Why Do We Call It 'Swag'?
It shows up at awards shows and sporting events: swag. Not just the swag that refers to free promotional items given to attendees, but also the swag that refers to stylish confidence.
The freebie swag, sometimes also spelled schwag, dates back to the 1960s and was used to describe promotional items. According to our files, early swag was everything from promotional records sent to radio stations to free slippers for airline passengers. In short order, this particular meaning of swag broadened and soon referred to anything given to an attendee of an event (such as a conference) as a promotional stunt.
This swag didn't gain much use until the 1990s, but it also didn't appear out of thin air. The newer meanings were based on an older, more established meaning that referred to goods acquired by unlawful means:
Silverware in those days was the choicest swag known to burglars... —Willamette Farmer [Oregon], 14 October 1898
It's likely that the "loot" sense of swag came into English from thieves' cant. We have 17th-century evidence of a number of phrases from the underworld that use this sense of swag, like swag-shop (a shop selling goods) and rum swag (full of rich goods). Modern swag, however, isn't stolen but given freely. We've entered this "promotional items" sense of swag into our Unabridged Dictionary.
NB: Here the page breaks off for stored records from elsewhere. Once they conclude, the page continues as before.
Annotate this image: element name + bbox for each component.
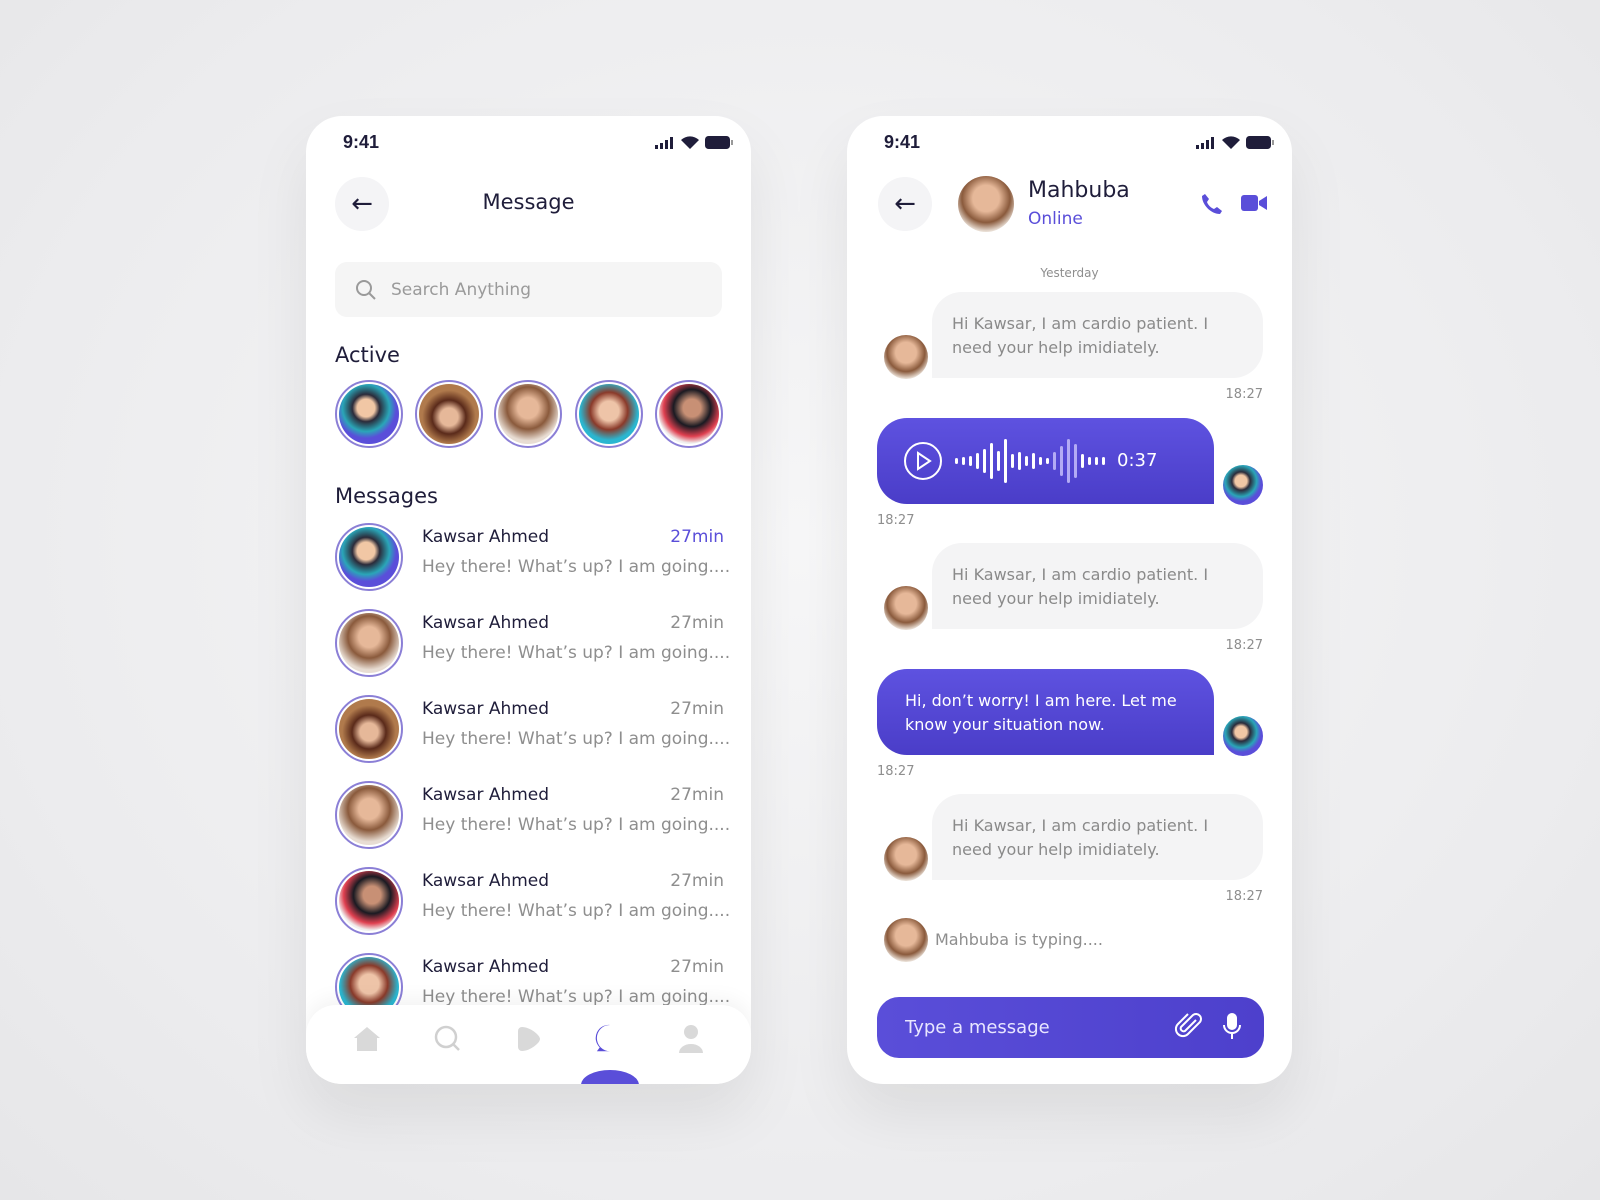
avatar xyxy=(335,867,403,935)
message-time: 18:27 xyxy=(1225,889,1263,904)
search-bar[interactable] xyxy=(335,262,722,317)
sender-name: Kawsar Ahmed xyxy=(422,957,550,977)
search-icon xyxy=(356,279,376,300)
message-preview: Hey there! What’s up? I am going.... xyxy=(422,987,731,1007)
message-preview: Hey there! What’s up? I am going.... xyxy=(422,729,731,749)
active-heading: Active xyxy=(335,343,400,367)
wifi-icon xyxy=(1222,136,1240,149)
active-user-avatar[interactable] xyxy=(494,380,562,448)
attach-icon[interactable] xyxy=(1174,1011,1204,1045)
sender-name: Kawsar Ahmed xyxy=(422,785,550,805)
status-icons xyxy=(1196,136,1274,149)
sender-avatar xyxy=(884,335,928,379)
date-label: Yesterday xyxy=(1040,266,1099,280)
active-indicator xyxy=(580,1069,639,1084)
sender-avatar xyxy=(884,586,928,630)
video-call-button[interactable] xyxy=(1241,194,1267,216)
signal-icon xyxy=(655,136,673,149)
page-title: Message xyxy=(482,190,575,214)
phone-icon xyxy=(1202,194,1222,214)
my-avatar xyxy=(1223,465,1263,505)
message-time: 27min xyxy=(670,699,724,719)
message-time: 18:27 xyxy=(877,513,915,528)
incoming-message: Hi Kawsar, I am cardio patient. I need y… xyxy=(932,543,1263,629)
message-list-item[interactable]: Kawsar Ahmed Hey there! What’s up? I am … xyxy=(306,771,751,859)
voice-duration: 0:37 xyxy=(1117,450,1158,471)
contact-status: Online xyxy=(1028,209,1083,229)
avatar-image xyxy=(419,384,479,444)
message-time: 27min xyxy=(670,871,724,891)
incoming-message: Hi Kawsar, I am cardio patient. I need y… xyxy=(932,794,1263,880)
avatar xyxy=(335,523,403,591)
signal-icon xyxy=(1196,136,1214,149)
my-avatar xyxy=(1223,716,1263,756)
arrow-left-icon: ← xyxy=(894,189,916,219)
sender-name: Kawsar Ahmed xyxy=(422,871,550,891)
avatar-image xyxy=(579,384,639,444)
wifi-icon xyxy=(681,136,699,149)
voice-message: 0:37 xyxy=(877,418,1214,504)
outgoing-message: Hi, don’t worry! I am here. Let me know … xyxy=(877,669,1214,755)
profile-icon[interactable] xyxy=(676,1024,706,1054)
message-time: 27min xyxy=(670,785,724,805)
back-button[interactable]: ← xyxy=(878,177,932,231)
video-icon xyxy=(1241,195,1267,211)
message-preview: Hey there! What’s up? I am going.... xyxy=(422,557,731,577)
message-preview: Hey there! What’s up? I am going.... xyxy=(422,643,731,663)
sender-avatar xyxy=(884,837,928,881)
message-time: 27min xyxy=(670,527,724,547)
play-icon[interactable] xyxy=(514,1024,544,1054)
message-list-item[interactable]: Kawsar Ahmed Hey there! What’s up? I am … xyxy=(306,513,751,601)
avatar xyxy=(335,695,403,763)
search-icon[interactable] xyxy=(433,1024,463,1054)
bottom-nav xyxy=(306,1005,751,1084)
active-user-avatar[interactable] xyxy=(335,380,403,448)
message-list-item[interactable]: Kawsar Ahmed Hey there! What’s up? I am … xyxy=(306,599,751,687)
status-time: 9:41 xyxy=(884,132,921,152)
chat-icon[interactable] xyxy=(580,1024,639,1084)
avatar xyxy=(335,609,403,677)
message-list-item[interactable]: Kawsar Ahmed Hey there! What’s up? I am … xyxy=(306,857,751,945)
message-list-screen: 9:41 ← Message Active Messages Kawsar Ah… xyxy=(306,116,751,1084)
message-list-item[interactable]: Kawsar Ahmed Hey there! What’s up? I am … xyxy=(306,685,751,773)
message-time: 18:27 xyxy=(877,764,915,779)
microphone-icon[interactable] xyxy=(1222,1012,1242,1044)
avatar-image xyxy=(498,384,558,444)
battery-icon xyxy=(1246,136,1274,149)
sender-name: Kawsar Ahmed xyxy=(422,613,550,633)
messages-heading: Messages xyxy=(335,484,438,508)
avatar-image xyxy=(339,384,399,444)
typing-avatar xyxy=(884,918,928,962)
message-preview: Hey there! What’s up? I am going.... xyxy=(422,815,731,835)
search-input[interactable] xyxy=(391,279,691,300)
message-composer xyxy=(877,997,1264,1058)
message-time: 18:27 xyxy=(1225,638,1263,653)
battery-icon xyxy=(705,136,733,149)
message-time: 27min xyxy=(670,613,724,633)
message-time: 27min xyxy=(670,957,724,977)
active-user-avatar[interactable] xyxy=(415,380,483,448)
status-time: 9:41 xyxy=(343,132,380,152)
play-button[interactable] xyxy=(903,441,943,481)
message-preview: Hey there! What’s up? I am going.... xyxy=(422,901,731,921)
status-icons xyxy=(655,136,733,149)
contact-avatar[interactable] xyxy=(958,176,1014,232)
avatar xyxy=(335,781,403,849)
message-input[interactable] xyxy=(905,1017,1174,1038)
avatar-image xyxy=(659,384,719,444)
waveform[interactable] xyxy=(955,439,1105,483)
call-button[interactable] xyxy=(1200,192,1224,220)
sender-name: Kawsar Ahmed xyxy=(422,699,550,719)
active-user-avatar[interactable] xyxy=(575,380,643,448)
sender-name: Kawsar Ahmed xyxy=(422,527,550,547)
message-time: 18:27 xyxy=(1225,387,1263,402)
home-icon[interactable] xyxy=(352,1024,382,1054)
incoming-message: Hi Kawsar, I am cardio patient. I need y… xyxy=(932,292,1263,378)
chat-screen: 9:41 ← Mahbuba Online Yesterday Hi Kawsa… xyxy=(847,116,1292,1084)
typing-indicator: Mahbuba is typing.... xyxy=(935,930,1103,949)
active-user-avatar[interactable] xyxy=(655,380,723,448)
contact-name: Mahbuba xyxy=(1028,178,1130,203)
What about the other swag? That's a slang word that refers to stylish confidence. It shows up in songs ("Check out my swag, yo / I walk like a ballplayer"—Jay Z) and social media hashtags, but this word derives from swagger, not from stolen goods. And though it sounds newer than the "free stuff" swag, this swag is actually older. We can trace it back to 1640, where it's used to refer to "hansom swag fellowes."